The errors I have added are the most common errors in Persian (part of them by one of the universities in Iran at this page and part of them at this wiki page and this page)
The errors with a particular pattern were already ruled. These errors that I have added are mostly the most common typos in Persian and there is no common pattern for them.
Thank you so much. So how exactly should I use them to modify LT spell checking for Persian?
I mean creating rules from a list of incorrect and correct words is so easy for me (automated).
Should I use these dictionaries to create rules?
Find a recent hunspell dictionary and affix file first; maybe from on of the links. Then maybe one of the programming contributors would be nice enough to add the spellchecker to LT.

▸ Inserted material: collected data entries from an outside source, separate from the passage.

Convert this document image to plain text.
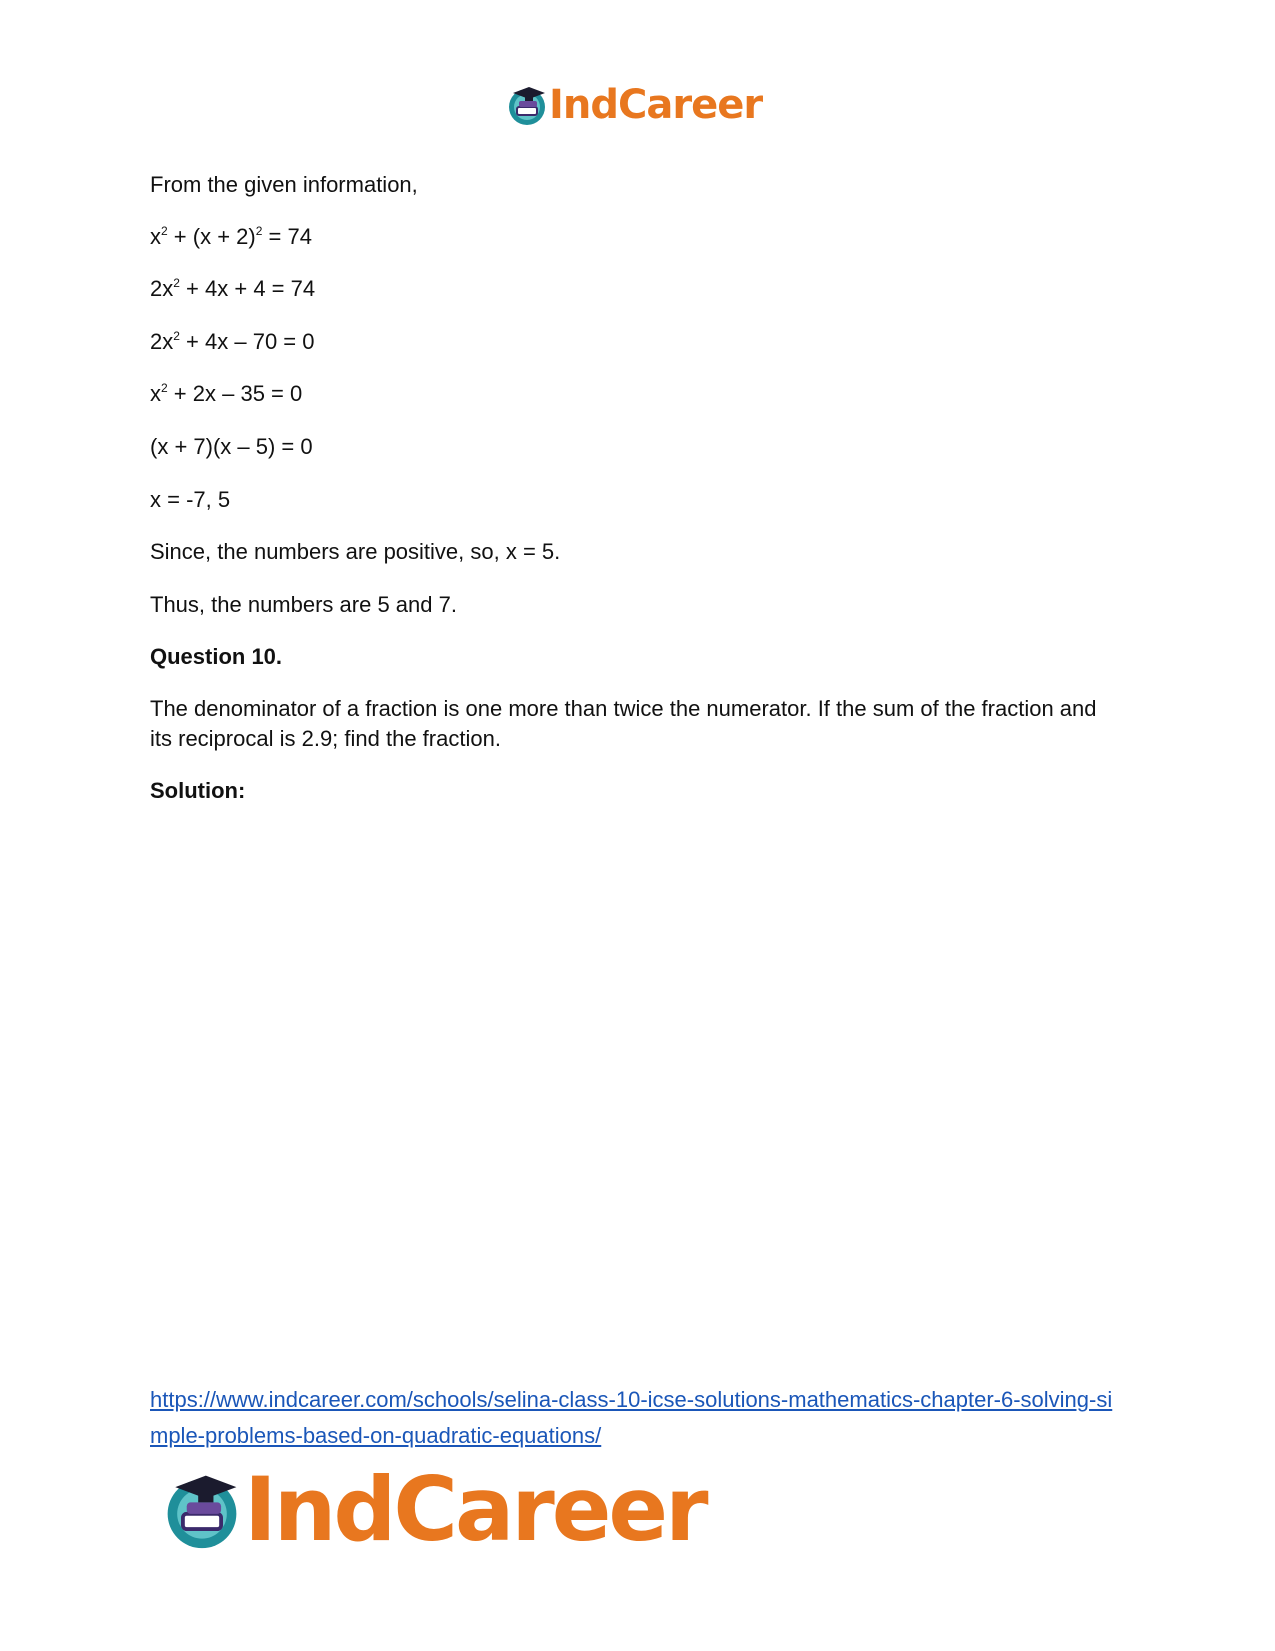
IndCareer
From the given information,
$x^2 + (x + 2)^2 = 74$
$2x^2 + 4x + 4 = 74$
$2x^2 + 4x - 70 = 0$
$x^2 + 2x - 35 = 0$
(x + 7)(x – 5) = 0
x = -7, 5
Since, the numbers are positive, so, x = 5.
Thus, the numbers are 5 and 7.
Question 10.
The denominator of a fraction is one more than twice the numerator. If the sum of the fraction and its reciprocal is 2.9; find the fraction.
Solution:
https://www.indcareer.com/schools/selina-class-10-icse-solutions-mathematics-chapter-6-solving-simple-problems-based-on-quadratic-equations/
IndCareer
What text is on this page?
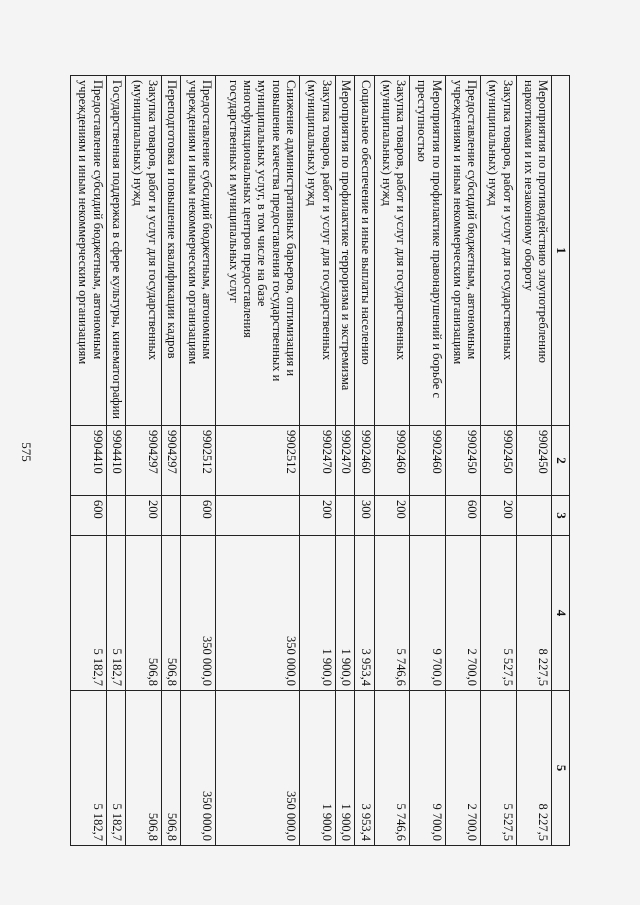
575
1	2	3	4	5
Мероприятия по противодействию злоупотреблению наркотиками и их незаконному обороту	9902450		8 227,5	8 227,5
Закупка товаров, работ и услуг для государственных (муниципальных) нужд	9902450	200	5 527,5	5 527,5
Предоставление субсидий бюджетным, автономным учреждениям и иным некоммерческим организациям	9902450	600	2 700,0	2 700,0
Мероприятия по профилактике правонарушений и борьбе с преступностью	9902460		9 700,0	9 700,0
Закупка товаров, работ и услуг для государственных (муниципальных) нужд	9902460	200	5 746,6	5 746,6
Социальное обеспечение и иные выплаты населению	9902460	300	3 953,4	3 953,4
Мероприятия по профилактике терроризма и экстремизма	9902470		1 900,0	1 900,0
Закупка товаров, работ и услуг для государственных (муниципальных) нужд	9902470	200	1 900,0	1 900,0
Снижение административных барьеров, оптимизация и повышение качества предоставления государственных и муниципальных услуг, в том числе на базе многофункциональных центров предоставления государственных и муниципальных услуг	9902512		350 000,0	350 000,0
Предоставление субсидий бюджетным, автономным учреждениям и иным некоммерческим организациям	9902512	600	350 000,0	350 000,0
Переподготовка и повышение квалификации кадров	9904297		506,8	506,8
Закупка товаров, работ и услуг для государственных (муниципальных) нужд	9904297	200	506,8	506,8
Государственная поддержка в сфере культуры, кинематографии	9904410		5 182,7	5 182,7
Предоставление субсидий бюджетным, автономным учреждениям и иным некоммерческим организациям	9904410	600	5 182,7	5 182,7
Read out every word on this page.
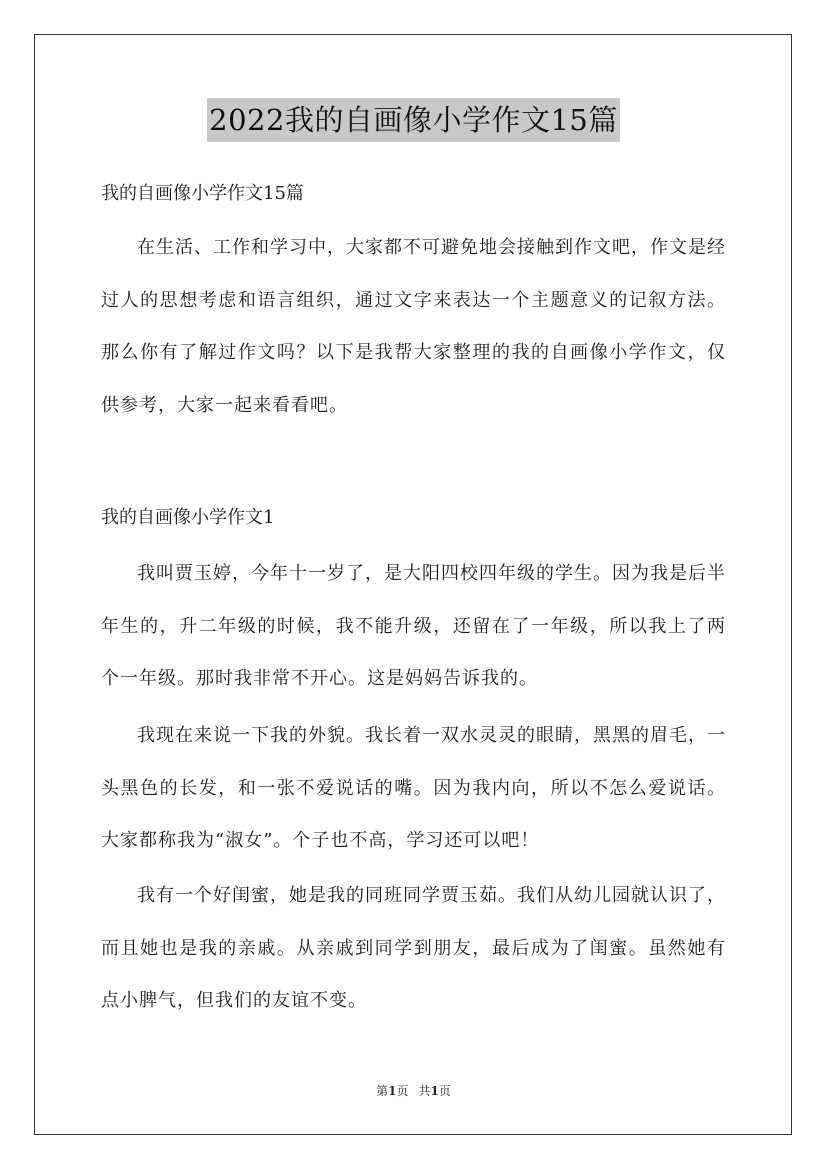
2022我的自画像小学作文15篇
我的自画像小学作文15篇
在生活、工作和学习中，大家都不可避免地会接触到作文吧，作文是经过人的思想考虑和语言组织，通过文字来表达一个主题意义的记叙方法。那么你有了解过作文吗？以下是我帮大家整理的我的自画像小学作文，仅供参考，大家一起来看看吧。
我的自画像小学作文1
我叫贾玉婷，今年十一岁了，是大阳四校四年级的学生。因为我是后半年生的，升二年级的时候，我不能升级，还留在了一年级，所以我上了两个一年级。那时我非常不开心。这是妈妈告诉我的。
我现在来说一下我的外貌。我长着一双水灵灵的眼睛，黑黑的眉毛，一头黑色的长发，和一张不爱说话的嘴。因为我内向，所以不怎么爱说话。大家都称我为“淑女”。个子也不高，学习还可以吧！
我有一个好闺蜜，她是我的同班同学贾玉茹。我们从幼儿园就认识了，而且她也是我的亲戚。从亲戚到同学到朋友，最后成为了闺蜜。虽然她有点小脾气，但我们的友谊不变。
第1页 共1页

In the meantime, I could teach you some Hunspell tricks. Just contact me directly.
The effort will be to find words that are wrong, but accepted, as well as words that are correct, but are not. And check if the suggestions provided are good enough. In all 3 cases, the solution is relatively simple.
The words frequency list I have for you has 1.7 million entries.
For now, you could download www.taaltik.nl/Persian/Persian.zip. This file contains the speller .dic, .aff and a frequency list. It also has the list of words in the frequencylist accepted by this speller, as well as the list of refused words.
This could give you a good start finding words missing in the speller, as well as words that are accepted, but which you consider incorrect.
Is there any updates on this topic?
Any updates for persian language?
There was also a topic in private messages about this which is not replied for a long time.
It would be nice if you help in updating the tool for Persian (Farsi).